The median age of the 271 enrolled children was 12.08 years, with a mean height of 155.9 ± 7.4 cm and a median BMI of 19.4. Compared to the G–P method, the RUS–CHN method yielded a more concentrated bone age distribution with a smaller interquartile range. Based on the absolute value of Spearman’s correlation coefficient, in the overall cohort, the radial score showed the highest correlation with the total RUS–CHN bone age for boys (0.661), followed by the first metacarpal (0.652) and the proximal phalanx of the first finger (0.646). For girls, the third metacarpal score correlated most strongly (0.698), followed by the proximal phalanx of the third finger (0.660) and the proximal phalanx of the fifth finger (0.659). According to the G–P method, 119 children (43.91%) had normal development, 7 (2.58%) were delayed, and 145 (53.51%) were advanced. In contrast, the RUS–CHN method classified 92 children (33.95%) as normal, 4 (1.48%) as delayed, and 175 (64.58%) as advanced. Over 60% of children exhibited advanced bone development, with girls comprising more than half of this group. Children with advanced development had a lower median visit age (11.2 years) and a higher BMI than those with normal or delayed development. In the normal development group, for boys, the first metacarpal score showed the highest correlation with RUS–CHN bone age (0.727), followed by the radius (0.709) and the proximal phalanx of the third finger (0.706). For girls in this group, the third metacarpal score correlated highest (0.787), followed by the fifth metacarpal (0.741) and the middle phalanx of the third finger (0.684). In the advanced development group, for boys, the proximal phalanx of the first finger had the highest correlation (0.654), followed by the first metacarpal (0.649) and the radius (0.647).

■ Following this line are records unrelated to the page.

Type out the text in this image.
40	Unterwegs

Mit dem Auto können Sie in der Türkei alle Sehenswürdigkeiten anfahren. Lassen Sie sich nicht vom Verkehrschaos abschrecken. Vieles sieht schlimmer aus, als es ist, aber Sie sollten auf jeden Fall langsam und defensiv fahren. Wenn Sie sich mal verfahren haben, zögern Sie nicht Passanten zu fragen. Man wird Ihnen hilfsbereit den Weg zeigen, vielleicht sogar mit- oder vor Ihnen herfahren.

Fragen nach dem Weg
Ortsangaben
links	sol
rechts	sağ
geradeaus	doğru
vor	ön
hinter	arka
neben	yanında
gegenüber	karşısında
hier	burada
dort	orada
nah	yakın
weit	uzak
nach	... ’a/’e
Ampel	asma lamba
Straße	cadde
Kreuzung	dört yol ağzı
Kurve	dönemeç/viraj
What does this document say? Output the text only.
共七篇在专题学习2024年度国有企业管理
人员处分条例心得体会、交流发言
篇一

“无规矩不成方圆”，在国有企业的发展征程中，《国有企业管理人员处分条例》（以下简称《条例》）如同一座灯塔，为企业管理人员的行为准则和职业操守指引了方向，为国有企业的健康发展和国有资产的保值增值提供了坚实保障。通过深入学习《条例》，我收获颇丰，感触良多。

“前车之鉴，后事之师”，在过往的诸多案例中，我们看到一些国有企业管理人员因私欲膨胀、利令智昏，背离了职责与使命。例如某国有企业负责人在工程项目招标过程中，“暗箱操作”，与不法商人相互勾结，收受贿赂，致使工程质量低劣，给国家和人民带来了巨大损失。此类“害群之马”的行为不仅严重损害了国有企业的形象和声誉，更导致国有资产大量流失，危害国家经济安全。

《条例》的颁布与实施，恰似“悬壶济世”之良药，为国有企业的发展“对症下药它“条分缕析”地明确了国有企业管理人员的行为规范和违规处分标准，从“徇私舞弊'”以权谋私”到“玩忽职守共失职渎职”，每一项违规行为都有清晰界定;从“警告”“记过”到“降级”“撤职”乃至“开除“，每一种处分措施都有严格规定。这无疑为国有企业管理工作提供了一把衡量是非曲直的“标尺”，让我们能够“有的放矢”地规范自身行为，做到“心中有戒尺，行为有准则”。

For advanced girls, the proximal phalanx of the fifth finger correlated most strongly (0.684), followed by the proximal phalanx of the third finger (0.661) and the third metacarpal (0.651).

Conclusion

The RUS–CHN scoring method is applicable for bone age assessment in children from the Suzhou region. Likely influenced by socioeconomic factors, over 60% of the children in this region were classified as having advanced bone development. Within this scoring system, the evaluation weight of different bones varies by gender and developmental status. Focusing on the maturity of key correlating bones may be more critical for identifying developmental abnormalities.